Era ya otra mujer. Ahora sí podía enfrentarse a la hipócrita sociedad que representaba el entorno de su familia. Ahora podría mirar a los ojos a todo el mundo sin que nadie, ni los más cínicos, pudieran ruborizarla con sus finas groserías. Ahora se encontraba preparada para hacer de su vida lo que quería, lo que siempre había hecho desde que bajó las escaleras de su casa para entrar en el convento cuando sólo tenía 17 años.
Con 25 recién cumplidos se sentía con fuerza y experiencia para volver a empezar.

Concetta estaba casada contra su voluntad con un joven violento, pariente de unos amigos de sus padres, porque sus tierras eran linderas y proyectaban juntarlas aumentando el valor del patrimonio. Harta de los malos tratos y sin amor de por medio, un día abandonó el hogar y el pueblo y, huyendo, se refugió en la capital que la acogió en un local de carretera donde los camioneros paraban a vaciar su aburrimiento y la borrachera. Ahora había subido de categoría y se encontraba allí con Bianca, María, Cintia…

La lista es interminable.

El joven de la gabardina oscura mantenía informado al napolitano.

Hacia las tres de la madrugada salió Ricardo del local, acompañado por el encargado y esperaron juntos en la puerta hasta que llegó el taxi que lo condujo a su casa.

Cuando el napolitano tuvo noticia de su recorrido desechó toda posible sospecha sobre Ricardo y se alegró de haber comprobado su confianza.

32.
Un correo en clave hizo llegar su información a primera hora del día a su contacto. Cruzadas todas las informaciones conseguidas más las que ellos habían obtenido por diversos procedimientos, elaboraron un informe que evidenciaba las conexiones entre el grupo inmobiliario promotor del proyecto y los asesinos de Eliana.

La hija del concejal, muerta en extrañas circunstancias, era la víctima del chantaje al que habían sometido a su padre.

Esos eran los papeles que la policía encontró en el bolsillo de Vasile en la capilla Sixtina.

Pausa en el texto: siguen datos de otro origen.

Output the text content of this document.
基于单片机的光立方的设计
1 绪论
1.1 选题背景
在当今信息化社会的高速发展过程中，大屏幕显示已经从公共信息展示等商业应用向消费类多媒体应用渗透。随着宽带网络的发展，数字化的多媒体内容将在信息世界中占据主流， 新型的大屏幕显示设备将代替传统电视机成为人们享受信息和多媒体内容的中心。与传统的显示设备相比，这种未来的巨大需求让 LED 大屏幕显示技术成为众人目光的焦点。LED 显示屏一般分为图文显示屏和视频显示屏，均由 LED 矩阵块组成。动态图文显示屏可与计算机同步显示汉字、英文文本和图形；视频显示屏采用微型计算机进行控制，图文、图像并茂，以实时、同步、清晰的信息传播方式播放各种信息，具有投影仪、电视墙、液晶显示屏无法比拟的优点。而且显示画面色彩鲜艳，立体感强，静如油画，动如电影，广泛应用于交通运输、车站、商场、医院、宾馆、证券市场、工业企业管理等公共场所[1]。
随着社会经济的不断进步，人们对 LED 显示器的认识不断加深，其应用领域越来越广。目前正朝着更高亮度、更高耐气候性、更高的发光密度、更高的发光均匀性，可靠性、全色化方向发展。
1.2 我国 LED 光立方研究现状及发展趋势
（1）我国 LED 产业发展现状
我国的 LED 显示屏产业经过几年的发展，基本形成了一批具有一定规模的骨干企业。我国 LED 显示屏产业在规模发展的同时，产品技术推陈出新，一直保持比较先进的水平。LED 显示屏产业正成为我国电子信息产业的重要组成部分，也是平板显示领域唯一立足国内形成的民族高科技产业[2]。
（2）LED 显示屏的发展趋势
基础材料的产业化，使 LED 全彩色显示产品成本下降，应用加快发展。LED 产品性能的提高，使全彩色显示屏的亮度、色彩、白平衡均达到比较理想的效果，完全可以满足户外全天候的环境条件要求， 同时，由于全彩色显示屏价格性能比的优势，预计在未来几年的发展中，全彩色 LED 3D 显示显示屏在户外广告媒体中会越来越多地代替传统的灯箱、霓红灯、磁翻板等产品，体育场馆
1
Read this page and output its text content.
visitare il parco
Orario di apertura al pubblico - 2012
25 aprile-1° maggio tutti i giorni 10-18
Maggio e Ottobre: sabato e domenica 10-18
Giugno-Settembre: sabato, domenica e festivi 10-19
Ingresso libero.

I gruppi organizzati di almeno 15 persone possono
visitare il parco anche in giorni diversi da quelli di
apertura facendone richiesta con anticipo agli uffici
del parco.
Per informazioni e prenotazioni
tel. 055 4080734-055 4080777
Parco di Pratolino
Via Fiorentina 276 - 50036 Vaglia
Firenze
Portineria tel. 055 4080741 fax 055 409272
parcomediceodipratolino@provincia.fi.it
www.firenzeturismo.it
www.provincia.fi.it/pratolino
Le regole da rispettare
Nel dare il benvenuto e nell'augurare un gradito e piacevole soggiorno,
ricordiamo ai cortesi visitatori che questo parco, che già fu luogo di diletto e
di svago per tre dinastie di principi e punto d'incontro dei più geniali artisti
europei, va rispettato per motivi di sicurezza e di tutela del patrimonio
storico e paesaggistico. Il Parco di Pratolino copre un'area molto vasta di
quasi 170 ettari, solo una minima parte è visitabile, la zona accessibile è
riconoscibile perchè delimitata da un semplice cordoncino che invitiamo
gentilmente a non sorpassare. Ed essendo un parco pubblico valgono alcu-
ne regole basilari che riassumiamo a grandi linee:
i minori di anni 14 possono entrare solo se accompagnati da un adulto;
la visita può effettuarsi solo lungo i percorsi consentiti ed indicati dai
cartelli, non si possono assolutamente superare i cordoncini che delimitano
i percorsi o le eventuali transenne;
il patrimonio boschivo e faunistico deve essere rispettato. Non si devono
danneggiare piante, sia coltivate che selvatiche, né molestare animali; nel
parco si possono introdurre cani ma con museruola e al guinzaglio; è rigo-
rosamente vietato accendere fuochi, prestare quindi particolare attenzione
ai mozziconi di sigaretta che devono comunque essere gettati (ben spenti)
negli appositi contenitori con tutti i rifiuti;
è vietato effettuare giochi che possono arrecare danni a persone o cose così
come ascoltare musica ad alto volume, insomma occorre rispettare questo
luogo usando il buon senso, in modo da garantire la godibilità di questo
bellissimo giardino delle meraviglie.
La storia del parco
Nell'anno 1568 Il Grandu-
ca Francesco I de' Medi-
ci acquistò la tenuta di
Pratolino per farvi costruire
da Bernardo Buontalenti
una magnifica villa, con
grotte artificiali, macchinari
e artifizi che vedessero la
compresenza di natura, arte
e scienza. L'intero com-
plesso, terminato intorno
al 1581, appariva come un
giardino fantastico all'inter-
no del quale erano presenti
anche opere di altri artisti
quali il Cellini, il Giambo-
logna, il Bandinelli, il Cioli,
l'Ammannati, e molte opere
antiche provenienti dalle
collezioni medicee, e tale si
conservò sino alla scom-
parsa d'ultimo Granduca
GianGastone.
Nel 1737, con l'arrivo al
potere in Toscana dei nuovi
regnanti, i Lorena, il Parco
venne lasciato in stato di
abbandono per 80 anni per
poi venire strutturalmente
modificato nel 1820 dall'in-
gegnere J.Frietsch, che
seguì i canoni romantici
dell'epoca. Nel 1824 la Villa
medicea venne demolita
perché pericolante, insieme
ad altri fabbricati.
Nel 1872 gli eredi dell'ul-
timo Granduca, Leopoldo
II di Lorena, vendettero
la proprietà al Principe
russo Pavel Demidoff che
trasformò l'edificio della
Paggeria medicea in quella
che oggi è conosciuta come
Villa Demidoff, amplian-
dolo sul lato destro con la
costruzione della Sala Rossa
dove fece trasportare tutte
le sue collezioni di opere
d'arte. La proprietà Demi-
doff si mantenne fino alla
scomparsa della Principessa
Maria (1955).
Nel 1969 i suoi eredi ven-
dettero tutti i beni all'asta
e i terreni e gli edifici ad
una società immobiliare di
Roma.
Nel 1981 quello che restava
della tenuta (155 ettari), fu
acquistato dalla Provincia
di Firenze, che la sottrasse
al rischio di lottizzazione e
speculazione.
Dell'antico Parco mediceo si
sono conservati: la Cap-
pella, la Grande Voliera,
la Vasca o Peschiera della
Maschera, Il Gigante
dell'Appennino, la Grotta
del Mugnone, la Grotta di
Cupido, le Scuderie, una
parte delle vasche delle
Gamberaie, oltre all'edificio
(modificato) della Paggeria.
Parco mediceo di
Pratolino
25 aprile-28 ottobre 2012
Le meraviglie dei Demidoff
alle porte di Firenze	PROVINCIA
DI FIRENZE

La propia policía, que apenas había movido un dedo cuando el padre de la víctima y sus compañeros presentaron denuncias rechazando la versión oficial de los hechos, se vio obligada a hacer públicos los papeles que activaron la espoleta del escándalo.

La prensa local y nacional se hizo eco del caso y crearon un ambiente de repulsa ciudadana.

Una ola de indignación recorrió las calles de Roma: manifestaciones convocadas vía móvil, universitarios, asociaciones de vecinos, gritos contra la policía y concejales. En la fachada de las iglesias gemelas de la plaza del Popolo apareció clavado un cartel con una sola palabra; “¡Cómplices!” Y el anciano vicario que había hecho llorar a Eliana en su bautizo derramó unas lágrimas por ella.

El nerviosismo y la excitación se mezclaban aquellos días entre los promotores del proyecto, por la proximidad de la votación en el Ayuntamiento y los pequeños problemas del camarero, del librero atropellado, del cura asesinado y la estudiante de periodismo.

Los tribunales, asentados en el lugar donde surgió el Derecho Romano que ha permitido durante siglos la convivencia en la vieja Europa y se ha extendido por el mundo civilizado, siempre atestados de legajos, con años de retraso en la atención a problemas que no pueden esperar porque afectan a la vida diaria de muchos ciudadanos, esos tribunales, presionados por la movilización tomaron, excepcionalmente, el caso entre manos, pero la falta de pruebas, todo eran conjeturas, hizo que el caso se cerrara sin culpables. Es verdad que algunos miembros del jurado, sensibilizados por la tragedia y la coherencia de los argumentos, se resistieron hasta última hora, pero finalmente se impuso el frío razonamiento de los profesionales que, en pro de la justicia y en defensa de la presunción de inocencia, no encontraron pruebas suficientes para implicar en la trama a sus autores, según el informe encontrado por la policía en el bolsillo de Vasile.

La movilización social, a pesar del veredicto judicial, y defectos de forma en el proceso de recalificación de los terrenos paralizaron el proyecto que una vez más fue archivado.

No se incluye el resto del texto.